Monday, February 27, 2006
The difference between Liberals and Conservatives.
The picture here comes from this article about Mardi Gras in New Orleans.
Now, I recognize the fact that 230,000 Louisiana evacuees went to Texas, the largest number of any state outside of Louisiana itself (of course cities like Baton Rouge and Shreveport were, and remain, packed to the gills), although ultimately there were 22 states (including Arizona) that housed Katrina evacuees.
I have to say though that I find the whole picture here offensive. Maybe it's because as I've had occasion to blog on this week, the job is far from finished, and people are still suffering a great deal. Maybe it's because of the failures of the Federal government that have made the ordeal harder on those who lived through it. Maybe it's because even with thousands still missing, the official toll of 1300 in Louisiana is almost certainly way below the actual figure (see this post). It may be that telling residents of a state which has suffered the unprecendented losses that Louisiana has this past year (a graphic in the USA Today last week detailing third quarter income growth contrasted the nation's highest economic growth rate with the 25% drop in average personal income in Louisiana between 2004-2005) and which will soon have to start releasing criminals onto the streets and closing schools just to make ends meet, that 'you owe us,' is selfish to the point of being insulting. But I don't think any of these reasons in and of themselves are why I feel offended. It's because of something which cuts to the core of why I'm a liberal. I don't believe that when giving people a hand, it is right to 'take names.' If they can help you out later, that's great. If not, then it is still great that you were able to help them.
Franklin Roosevelt explained it best while speaking before Congress about the proposed 'Lend Lease' bill on March 11, 1941. Before that, England, then at mortal danger from the Nazi menace (which Roosevelt and a few others could see would not be satisfied until it achieved world domination), was required to purchase armaments on a 'cash and carry' basis-- laid out by isolationsts in Congress (nearly all Republicans, together with some Democrats led by Burton Wheeler), that required England to physically pay or make arrangements to pay for everything they bought, even in an emergency. Of course, with U-Boats sinking enormous amounts of food, armaments and other material, England was, as Churchill himself wrote after the war in his Pulitzer prize winning History of the Second World War, barely hanging on, and had already spent nearly all of their money just to survive. In proposing the new program, in which American factories would produce armament and other war material which would be 'lent' to England, not for pay, but simply to be returned after the war, he said,
"Suppose my neighbor's home catches fire, and I have a length of garden hose four or five hundred feet away.

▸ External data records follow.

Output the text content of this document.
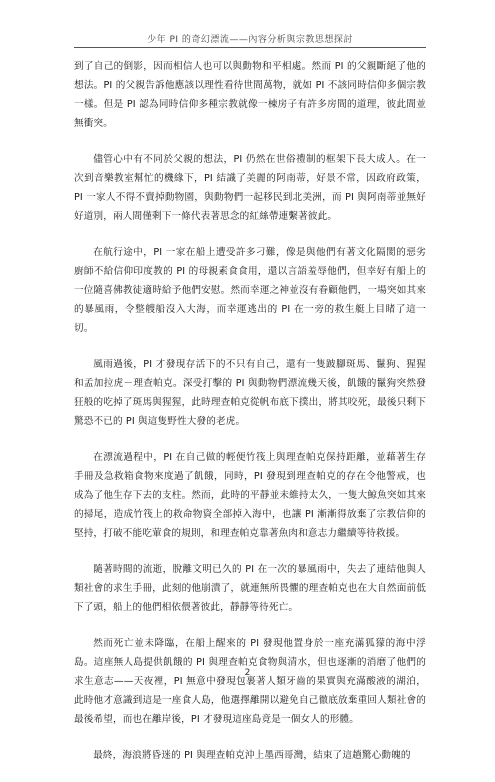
少年 PI 的奇幻漂流——內容分析與宗教思想探討

到了自己的倒影，因而相信人也可以與動物和平相處。然而 PI 的父親斷絕了他的想法。PI 的父親告訴他應該以理性看待世間萬物，就如 PI 不該同時信仰多個宗教一樣。但是 PI 認為同時信仰多種宗教就像一棟房子有許多房間的道理，彼此間並無衝突。

儘管心中有不同於父親的想法，PI 仍然在世俗禮制的框架下長大成人。在一次到音樂教室幫忙的機緣下，PI 結識了美麗的阿南蒂，好景不常，因政府政策，PI 一家人不得不賣掉動物園，與動物們一起移民到北美洲，而 PI 與阿南蒂並無好好道別，兩人間僅剩下一條代表著思念的紅絲帶連繫著彼此。

在航行途中，PI 一家在船上遭受許多刁難，像是與他們有著文化隔閡的惡劣廚師不給信仰印度教的 PI 的母親素食食用，還以言語羞辱他們，但幸好有船上的一位隨喜佛教徒適時給予他們安慰。然而幸運之神並沒有眷顧他們，一場突如其來的暴風雨，令整艘船沒入大海，而幸運逃出的 PI 在一旁的救生艇上目睹了這一切。

風雨過後，PI 才發現存活下的不只有自己，還有一隻跛腳斑馬、鬣狗、猩猩和孟加拉虎－理查帕克。深受打擊的 PI 與動物們漂流幾天後，飢餓的鬣狗突然發狂般的吃掉了斑馬與猩猩，此時理查帕克從帆布底下撲出，將其咬死，最後只剩下驚恐不已的 PI 與這隻野性大發的老虎。

在漂流過程中，PI 在自己做的輕便竹筏上與理查帕克保持距離，並藉著生存手冊及急救箱食物來度過了飢餓，同時，PI 發現到理查帕克的存在令他警戒，也成為了他生存下去的支柱。然而，此時的平靜並未維持太久，一隻大鯨魚突如其來的掃尾，造成竹筏上的救命物資全部掉入海中，也讓 PI 漸漸得放棄了宗教信仰的堅持，打破不能吃葷食的規則，和理查帕克靠著魚肉和意志力繼續等待救援。

隨著時間的流逝，脫離文明已久的 PI 在一次的暴風雨中，失去了連結他與人類社會的求生手冊，此刻的他崩潰了，就連無所畏懼的理查帕克也在大自然面前低下了頭，船上的他們相依偎著彼此，靜靜等待死亡。

然而死亡並未降臨，在船上醒來的 PI 發現他置身於一座充滿狐獴的海中浮島。這座無人島提供飢餓的 PI 與理查帕克食物與清水，但也逐漸的消磨了他們的求生意志——天夜裡，PI 無意中發現包裹著人類牙齒的果實與充滿酸液的湖泊，此時他才意識到這是一座食人島，他選擇離開以避免自己徹底放棄重回人類社會的最後希望，而也在離岸後，PI 才發現這座島竟是一個女人的形體。

最終，海浪將昏迷的 PI 與理查帕克沖上墨西哥灣，結束了這趟驚心動魄的

2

If he can take my garden hose and connect it up with his hydrant, I may help him to put out his fire...I don't say to him before that operation, "Neighbor, my garden hose cost me $15; you have to pay me $15 for it."...I don't want $15--I want my garden hose back after the fire is over. "
Exactly. And after World War II was over, the arms were mostly scrapped to produce steel for rebuilding Europe-- which the United States shelled out billions more for, and have never been paid back. But that's OK-- we are lucky that unlike England and the rest of Europe, our territory was largely spared the ravages of war. The Marshall plan was as visionary as Lend Lease-- and like Lend Lease, it was miserly conservatives who were most likely to oppose it.
Now, I am blessed to live in a state, and in an area within that state, that has few natural disasters. Because of this, I am sure that the taxes that I pay that go to disaster relief, won't come back here. Now, I could have one of two reactions to this fact. I could grumble about it and ask my congressman to cut taxes and take it out of disaster relief budgets (as at least one Republican member of the Arizona congressional delegation, Jeff Flake from CD 1 did, standing out as one of ten, all Republicans, voting against even the early Katrina relief bills, instead suggesting that the money would be better spent on tax cuts), or I could be thankful that I live in a place without disasters, feel compassion towards those who are less fortunate in that regard and remember that our nation is called the UNITED States of America. It seems that some have forgotten that somewhere along the way. If Louisiana needs help, I don't mind my taxes going there. If Florida needs help (as they still do from the 2004 round of hurricanes, which was never really paid for), I don't mind my taxes going there. If Mississippi needs help (had the New Orleans levees not failed, we would be reminded as more than an afterthought that 100 miles of Mississippi's coast was annihilated and hundreds killed there by the storm) I don't mind my taxes going there. For that matter, if Texas needs help (say, to pay for the costs of housing Katrina and Rita evacuees) then I don't mind my taxes going there.
Besides, if we want to keep score, I would only ask that Texas pay for the damage done to the economy due to the collapse of Enron, which Texas regulators failed to keep close enough tabs on before it happened.
But I'm not asking for that, even though the Texas utility commission had more control over Enron than Louisiana did over Katrina. Because I believe that the government, when functioning properly, is there to help those who need it, and not send them a bill afterwards. And if there is fault here, it is towards those who for at least the last generation have been doing everything they can to starve, restrict, limit and dismantle the government programs that should serve as a safety net.